The painful thing is that nearly all broadly intelligent people saw that using exam scores to fire teachers and close schools was simply crazy.
This society today has a lot of narrowly smart yet broadly unintelligent people.
A lot of “smart” people have no common sense.
Many of them also believe that the most high tech solution to problems is always the best one.
But aside from that, I suspect that many of the VAM cheerleaders don’t actually even know or care whether it works, as long as it helps them to achieve their goals.
Well, once something gets rolling or looks like it can fly, you get a lot of thoughtless or malicious self-serving cheerleaders.

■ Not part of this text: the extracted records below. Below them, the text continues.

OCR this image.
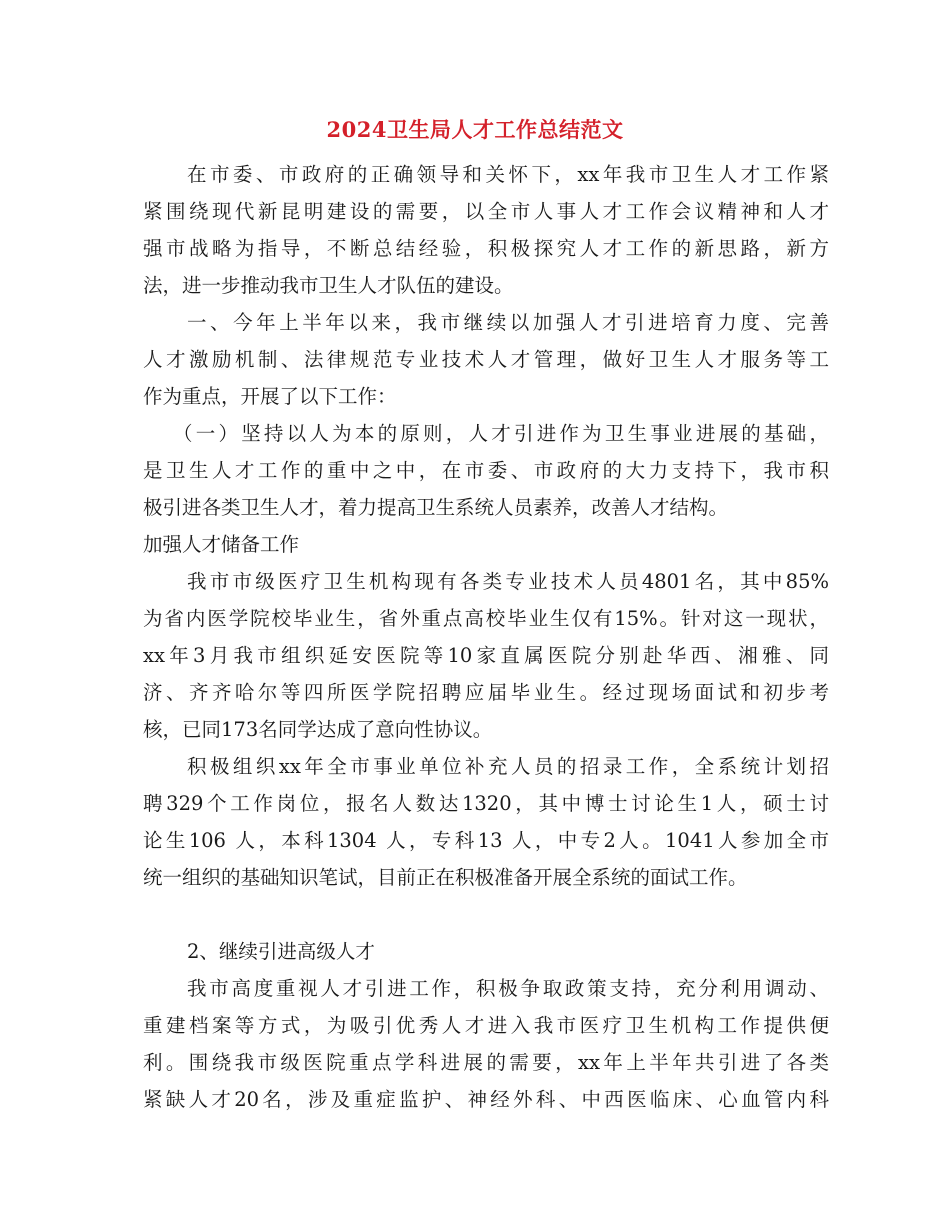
2024卫生局人才工作总结范文
在市委、市政府的正确领导和关怀下，xx年我市卫生人才工作紧
紧围绕现代新昆明建设的需要，以全市人事人才工作会议精神和人才
强市战略为指导，不断总结经验，积极探究人才工作的新思路，新方
法，进一步推动我市卫生人才队伍的建设。
一、今年上半年以来，我市继续以加强人才引进培育力度、完善
人才激励机制、法律规范专业技术人才管理，做好卫生人才服务等工
作为重点，开展了以下工作：
（一）坚持以人为本的原则，人才引进作为卫生事业进展的基础，
是卫生人才工作的重中之中，在市委、市政府的大力支持下，我市积
极引进各类卫生人才，着力提高卫生系统人员素养，改善人才结构。
加强人才储备工作
我市市级医疗卫生机构现有各类专业技术人员4801名，其中85%
为省内医学院校毕业生，省外重点高校毕业生仅有15%。针对这一现状，
xx年3月我市组织延安医院等10家直属医院分别赴华西、湘雅、同
济、齐齐哈尔等四所医学院招聘应届毕业生。经过现场面试和初步考
核，已同173名同学达成了意向性协议。
积极组织xx年全市事业单位补充人员的招录工作，全系统计划招
聘329个工作岗位，报名人数达1320，其中博士讨论生1人，硕士讨
论生106 人，本科1304 人，专科13 人，中专2人。1041人参加全市
统一组织的基础知识笔试，目前正在积极准备开展全系统的面试工作。
2、继续引进高级人才
我市高度重视人才引进工作，积极争取政策支持，充分利用调动、
重建档案等方式，为吸引优秀人才进入我市医疗卫生机构工作提供便
利。围绕我市级医院重点学科进展的需要，xx年上半年共引进了各类
紧缺人才20名，涉及重症监护、神经外科、中西医临床、心血管内科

There’s something really alarming here. A disempowered or tightly constrained majority, or else a rampant lack of common sense, or something like common sense but a bit deeper.
I feel we’re on the cusp of a major change in jobs, an unexpected shift that nobody is correctly predicting. And everyone calling the shots in education, industry, science and the social sciences is very, very busy chasing his or her tail, as it were, the opposite-of-anthropomorphically speaking, caninomorphically speaking, perhaps.